Ce que ce texte propose concrètement

Le MATCH Act, proposé selon Reuters le 3 avril 2026, vise à restreindre l’exportation d’équipements de fabrication de puces vers la Chine. Ce type de législation cible spécifiquement les machines de production — lithographie avancée, gravure de précision — plutôt que les puces elles-mêmes, une stratégie qui vise à ralentir la capacité chinoise à produire localement des semi-conducteurs de pointe, plutôt qu’à simplement limiter ses importations de composants finis.

Cette approche, désormais bien établie dans la doctrine américaine de restriction technologique, s’appuie sur un constat stratégique simple : contrôler les machines qui fabriquent les puces est souvent plus efficace, à long terme, que contrôler les puces elles-mêmes, dont la circulation informelle reste difficile à endiguer complètement sur des marchés internationaux complexes.

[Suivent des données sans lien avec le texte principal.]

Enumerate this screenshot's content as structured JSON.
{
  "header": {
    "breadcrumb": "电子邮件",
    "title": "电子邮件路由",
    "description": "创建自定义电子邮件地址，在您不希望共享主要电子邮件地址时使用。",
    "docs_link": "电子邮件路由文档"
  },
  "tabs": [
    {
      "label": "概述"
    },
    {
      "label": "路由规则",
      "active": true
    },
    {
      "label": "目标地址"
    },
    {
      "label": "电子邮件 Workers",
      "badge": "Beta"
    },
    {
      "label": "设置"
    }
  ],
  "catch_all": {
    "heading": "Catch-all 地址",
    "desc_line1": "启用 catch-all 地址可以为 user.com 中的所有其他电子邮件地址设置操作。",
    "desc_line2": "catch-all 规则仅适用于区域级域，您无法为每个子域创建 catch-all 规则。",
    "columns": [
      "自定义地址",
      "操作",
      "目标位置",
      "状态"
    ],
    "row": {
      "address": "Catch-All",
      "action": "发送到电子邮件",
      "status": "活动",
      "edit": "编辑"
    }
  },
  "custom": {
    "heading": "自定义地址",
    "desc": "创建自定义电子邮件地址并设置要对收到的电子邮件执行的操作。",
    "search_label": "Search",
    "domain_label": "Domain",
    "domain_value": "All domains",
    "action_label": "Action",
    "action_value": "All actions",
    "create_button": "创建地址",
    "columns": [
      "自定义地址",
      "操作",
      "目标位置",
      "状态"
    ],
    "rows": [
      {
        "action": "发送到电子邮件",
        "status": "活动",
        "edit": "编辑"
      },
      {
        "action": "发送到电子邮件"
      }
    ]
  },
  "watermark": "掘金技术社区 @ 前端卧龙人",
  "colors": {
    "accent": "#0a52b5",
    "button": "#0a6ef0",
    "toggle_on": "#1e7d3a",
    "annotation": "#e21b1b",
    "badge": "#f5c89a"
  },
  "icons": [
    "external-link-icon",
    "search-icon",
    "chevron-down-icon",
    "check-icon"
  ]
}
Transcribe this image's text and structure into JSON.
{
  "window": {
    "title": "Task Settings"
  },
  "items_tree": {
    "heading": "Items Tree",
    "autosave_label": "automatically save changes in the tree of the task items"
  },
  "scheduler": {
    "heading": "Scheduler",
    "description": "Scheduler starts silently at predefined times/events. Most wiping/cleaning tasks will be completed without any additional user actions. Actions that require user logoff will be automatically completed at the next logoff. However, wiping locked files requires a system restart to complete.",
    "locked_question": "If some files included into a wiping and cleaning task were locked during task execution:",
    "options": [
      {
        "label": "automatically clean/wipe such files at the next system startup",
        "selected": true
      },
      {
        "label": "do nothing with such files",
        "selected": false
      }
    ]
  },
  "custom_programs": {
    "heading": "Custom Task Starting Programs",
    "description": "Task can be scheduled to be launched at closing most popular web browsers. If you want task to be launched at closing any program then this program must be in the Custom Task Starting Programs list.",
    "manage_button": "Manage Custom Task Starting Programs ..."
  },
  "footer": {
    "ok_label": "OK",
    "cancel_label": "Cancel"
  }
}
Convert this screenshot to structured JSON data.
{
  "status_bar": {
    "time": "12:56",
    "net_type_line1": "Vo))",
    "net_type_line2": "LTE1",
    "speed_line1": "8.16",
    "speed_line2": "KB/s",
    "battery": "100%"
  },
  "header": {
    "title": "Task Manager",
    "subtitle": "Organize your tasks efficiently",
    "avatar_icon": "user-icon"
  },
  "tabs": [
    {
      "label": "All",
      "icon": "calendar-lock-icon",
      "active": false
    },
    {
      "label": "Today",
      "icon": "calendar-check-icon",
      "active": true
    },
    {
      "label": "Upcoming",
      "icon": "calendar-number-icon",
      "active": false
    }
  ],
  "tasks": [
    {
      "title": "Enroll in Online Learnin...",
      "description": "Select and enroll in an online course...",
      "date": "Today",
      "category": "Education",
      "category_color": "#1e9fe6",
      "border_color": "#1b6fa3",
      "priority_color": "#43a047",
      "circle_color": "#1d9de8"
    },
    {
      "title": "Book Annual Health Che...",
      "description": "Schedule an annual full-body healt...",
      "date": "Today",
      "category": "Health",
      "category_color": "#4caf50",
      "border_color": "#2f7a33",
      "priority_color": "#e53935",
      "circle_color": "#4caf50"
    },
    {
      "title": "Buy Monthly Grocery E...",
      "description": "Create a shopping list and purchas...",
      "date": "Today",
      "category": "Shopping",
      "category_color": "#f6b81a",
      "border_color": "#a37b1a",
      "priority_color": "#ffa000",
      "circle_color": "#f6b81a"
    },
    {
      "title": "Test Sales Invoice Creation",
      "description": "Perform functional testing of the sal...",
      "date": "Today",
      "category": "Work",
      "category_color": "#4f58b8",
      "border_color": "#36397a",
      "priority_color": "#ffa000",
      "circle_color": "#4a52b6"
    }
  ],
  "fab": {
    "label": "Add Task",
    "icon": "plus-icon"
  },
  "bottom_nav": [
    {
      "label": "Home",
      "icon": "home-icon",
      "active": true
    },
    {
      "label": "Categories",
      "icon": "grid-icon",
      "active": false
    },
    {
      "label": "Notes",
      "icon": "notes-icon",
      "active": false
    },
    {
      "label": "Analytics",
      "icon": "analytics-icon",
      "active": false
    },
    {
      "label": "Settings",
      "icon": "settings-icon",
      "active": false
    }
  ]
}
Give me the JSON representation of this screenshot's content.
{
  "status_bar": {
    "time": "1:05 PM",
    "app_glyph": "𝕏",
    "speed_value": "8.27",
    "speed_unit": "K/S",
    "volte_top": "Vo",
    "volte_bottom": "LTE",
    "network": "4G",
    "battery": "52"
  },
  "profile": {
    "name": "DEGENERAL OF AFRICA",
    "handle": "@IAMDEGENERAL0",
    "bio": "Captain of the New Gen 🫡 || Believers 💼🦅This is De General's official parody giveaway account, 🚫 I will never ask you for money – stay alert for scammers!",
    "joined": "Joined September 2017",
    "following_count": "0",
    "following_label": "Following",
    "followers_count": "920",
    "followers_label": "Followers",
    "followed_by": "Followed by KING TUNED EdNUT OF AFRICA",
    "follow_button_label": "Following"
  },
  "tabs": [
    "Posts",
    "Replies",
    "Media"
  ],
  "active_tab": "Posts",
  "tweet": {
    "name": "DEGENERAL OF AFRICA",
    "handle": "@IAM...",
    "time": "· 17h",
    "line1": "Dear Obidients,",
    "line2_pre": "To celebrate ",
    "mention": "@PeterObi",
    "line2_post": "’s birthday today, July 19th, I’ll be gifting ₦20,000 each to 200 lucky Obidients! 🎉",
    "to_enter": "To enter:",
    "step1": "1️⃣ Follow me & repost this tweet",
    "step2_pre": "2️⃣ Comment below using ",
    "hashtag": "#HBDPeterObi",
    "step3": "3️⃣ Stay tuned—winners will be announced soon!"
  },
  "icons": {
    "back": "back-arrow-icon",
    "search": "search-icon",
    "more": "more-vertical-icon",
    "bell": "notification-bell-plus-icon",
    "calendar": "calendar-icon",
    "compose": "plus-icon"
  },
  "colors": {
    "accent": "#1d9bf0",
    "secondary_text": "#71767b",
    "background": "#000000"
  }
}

Une continuité plutôt qu’une rupture doctrinale

Le MATCH Act ne constitue pas une rupture avec la politique américaine précédente, mais plutôt une continuité renforcée d’une approche déjà engagée depuis plusieurs années. Washington n’improvise pas cette guerre des puces ; elle l’affine, texte après texte, comme on resserre patiemment un étau plutôt que de chercher un coup décisif. Cette continuité législative traduit une conviction stratégique durable au sein de l’appareil politique américain, largement partagée au-delà des clivages partisans habituels.

Cette convergence bipartisane sur la nécessité de restreindre l’accès chinois aux technologies de pointe en semi-conducteurs constitue elle-même un indicateur de la gravité perçue de cette compétition technologique par l’establishment politique américain, indépendamment des alternances gouvernementales.